Cooked Chioggia beetroot is also good

My Spring Chioggia (candystripe) beetroot crop did well, but with the weather warming up it was time to pull the last of them. Because of their red and white rings I have only been using them as carpaccio, but as we had so many it was time to try them cooked.

The white and red patterns make candystripe beetroot eye-catching

The white and red patterns make candystripe beetroot eye-catching

Beetroot and carrots are two crops I had to learn to get right, but now that the soil is good for them they do well. I sow three types of beetroot, Chioggia, Detroit, and Early Wonder, and use the second two purple beets for cooking. The red and white zones of Chioggia disappear in cooking, but I read that they have a fine flavour, so gave them a try baked.

Cooked Chioggia beetroot

chioggia cooked

Cooked, Chioggia beetroot still have great colour, just no more candy stripes.

I just trimmed the tops and roots, sat them on foil, tossed some olive oil over them and sealed the foil into a packet. Then I put them in the oven with a batch of bread (240 C hot oven, falling) for an hour. When they were cool I peeled them, which needed a potato peeler by comparison with standard beetroot skin that just rubs off.

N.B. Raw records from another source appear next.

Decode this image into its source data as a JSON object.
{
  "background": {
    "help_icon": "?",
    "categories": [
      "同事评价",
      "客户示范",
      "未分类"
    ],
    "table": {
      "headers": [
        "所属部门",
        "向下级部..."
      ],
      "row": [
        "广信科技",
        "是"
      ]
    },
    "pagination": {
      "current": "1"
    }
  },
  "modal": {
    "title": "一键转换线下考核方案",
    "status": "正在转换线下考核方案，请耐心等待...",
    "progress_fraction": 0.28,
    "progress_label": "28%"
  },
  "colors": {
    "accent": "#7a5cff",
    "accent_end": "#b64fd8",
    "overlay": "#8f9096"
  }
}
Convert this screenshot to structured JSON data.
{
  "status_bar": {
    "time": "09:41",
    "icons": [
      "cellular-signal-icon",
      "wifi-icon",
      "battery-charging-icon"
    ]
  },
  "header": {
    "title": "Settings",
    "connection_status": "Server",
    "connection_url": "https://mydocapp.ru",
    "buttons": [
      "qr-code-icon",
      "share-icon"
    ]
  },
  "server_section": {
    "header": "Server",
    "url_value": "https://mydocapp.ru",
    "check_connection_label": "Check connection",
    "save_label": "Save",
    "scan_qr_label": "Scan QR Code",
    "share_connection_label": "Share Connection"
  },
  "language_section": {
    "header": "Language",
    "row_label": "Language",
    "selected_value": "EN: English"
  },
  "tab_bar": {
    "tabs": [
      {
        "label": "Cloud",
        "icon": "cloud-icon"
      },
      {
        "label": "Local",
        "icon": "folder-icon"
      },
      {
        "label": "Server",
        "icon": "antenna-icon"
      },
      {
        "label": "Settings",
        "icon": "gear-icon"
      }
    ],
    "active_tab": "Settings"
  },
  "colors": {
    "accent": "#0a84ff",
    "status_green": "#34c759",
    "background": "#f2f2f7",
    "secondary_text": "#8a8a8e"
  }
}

I am impressed with their colour. It’s a nice golden to orange colour, and a bit translucent. They looked great diced in a mixed vegetable ‘sauce’ over zucchini pasta. The flavour is good too. The eye might deceive the tongue in this case though; I would say the flavour is different to baked purple beets, like ‘Detroit’, but I would have to do a side-by-side tasting to evaluate that. Certainly if cooked Chioggia beets were on your plate and you didn’t know what they were, they would at least be a bit of a pleasant puzzle while you worked out their identity.

So I won’t be stuck using my Chioggias for carpaccio only in future, although it’s still the best use for their striking colour.